Karşılaşma Trabzonspor'un üstünlüğü ile başlayıp bitti. Rangel'in kritik pozisyonu gole çevirememesi sonrası elde edilen 3-0'lık skor herkesi sevindirdi.
Burak Yılmaz golleri atan oyunculardan biriydi. Takımını yine aldı ve sırtladı. Gol istatistiğini de geliştirdi.
Maç sonrası kendisiyle görüşme ve fotoğraf çektirme şansı buldum. Futbolculuğunu ele aldığınızda belki de Türkiye'de en iyisi Burak.
Onu tanıyanlar az çok bilir. Özel hayatıyla ve özellikle evliliği ile çok gündeme geldi Burak Yılmaz. Çin'de iken de burdayken de spor kamuoyunun odak noktasıydı. Trabzon onun için bu sebeple iyi bir tercih oldu.
Kasımpaşa'dan sonra gazeteye gelip eve dönmem derken saat 11'i bulmuştu. Sabah kalktığımda Burak Yılmaz'ın olduğu iddia edilen kazada bir Ferrari ile taklalar attığını okudum. Sağlık her şeyden önemli elbette. Kendisine geçmiş olsun. Trabzonspor ve Türk futbolunun önemli bir değeri Burak. Daha atacak ve sevinecek çok golü var.
Futbolculuk eyvallah ama hayatın diğer alanlarında da bu çizgiyi koruyabilmek önemli. Selçuk ve Olcan'ın da bulunduğu grupla maç sonrası eğlenen Burak Yılmaz'ın geçirdiği gece alkollü olup olmadığı muamma olarak kaldı. Olay yerini terk etmesi her türlü şüpheyi de beraberinde getirdi. Can kaybının yaşanmaması tek teselli.
Trabzonsporlu taraftarlar kendisine duydukları aidiyetle kendisine sahip çıkıyorlar. Elbette çıkmalılar ancak haklıyı, doğruyu ve yanlışı da ayırt etmek gerekiyor. Doğruları insanlara göre değiştirirsek orada olay patlak veriyor.
Burak Yılmaz bugün Fenerbahçe, Galatasaray veya Beşiktaş'taki X bir oyuncu olsaydı bu tepkiler aynı şekilde kalır mıydı yoksa farklı bir tavır mı takınılırdı?
Para konusunda sıkıntı yaşamıyor olabilir Burak Yılmaz. Allah daha çok versin. Ancak olay yerinden arkadaşlarının da yardımıyla ayrılması bende hep bir şüphe olarak kalacak. İddia etmemekle birlikte Burak'ın alkol kullandığını düşünüyorum. Bu benim kanaatim. Türkiye'de en kolay ulaşılabilecek birimlerin başında emniyet geliyor. Sigorta şirketinden de bu sebepten dolayı belki de beklemediği bir cevap geldi kendisine.

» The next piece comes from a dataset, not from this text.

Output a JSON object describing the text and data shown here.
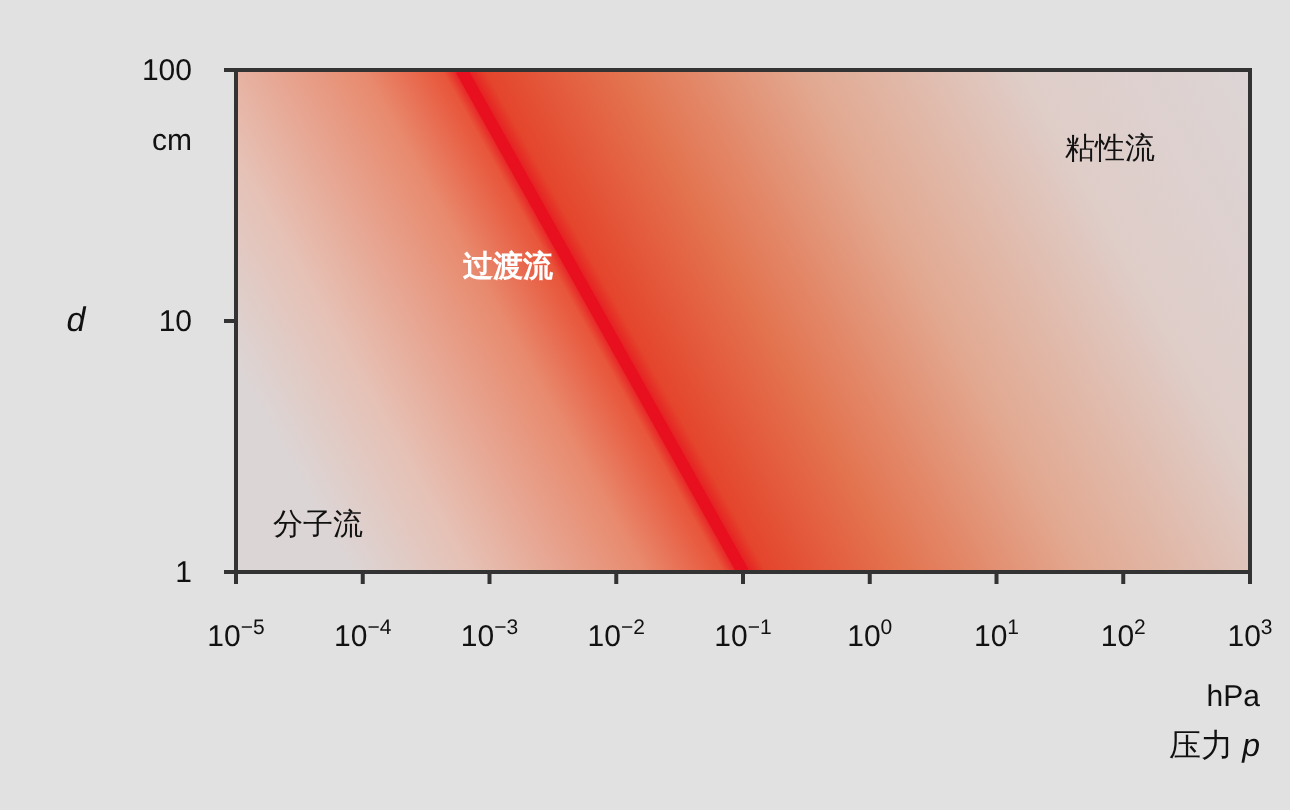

Kaza sonrası 206 liralık bir ceza kesildi Burak Yılmaz'a. Olay yerini terk ettiği için. Kameralarla sabitlenen bir kazanın ardından bir cipi belki de hurdaya çıkaran, kendi aracını pert eden bir vatandaş için alkol testi yapılamadığından dolayı böyle bir yaptırım uygulandı. Hukuka hakim değilim ancak belki de bu hareketle 'delil karartma' konusunda ister istemez bir davranış gerçekleşti.
Burak yerine 'sıradan bir kişi' olsaydı prosedür nasıl işleyecekti? Soru işareti ve nokta...
Kaza üzerinden günler geçti ancak konunun fazla irdelenmemesi canımı sıktı. Bu sebeple yazdım. Burak Yılmaz'ın bu tür bir şaibede adının olmaması temennimdi ancak ister istemez o belirsizlik hep üzerinde kalacak. Bir Trabzonsporlu olarak üzüldüm. Futbolculuk kariyerinde başarılar dilerim.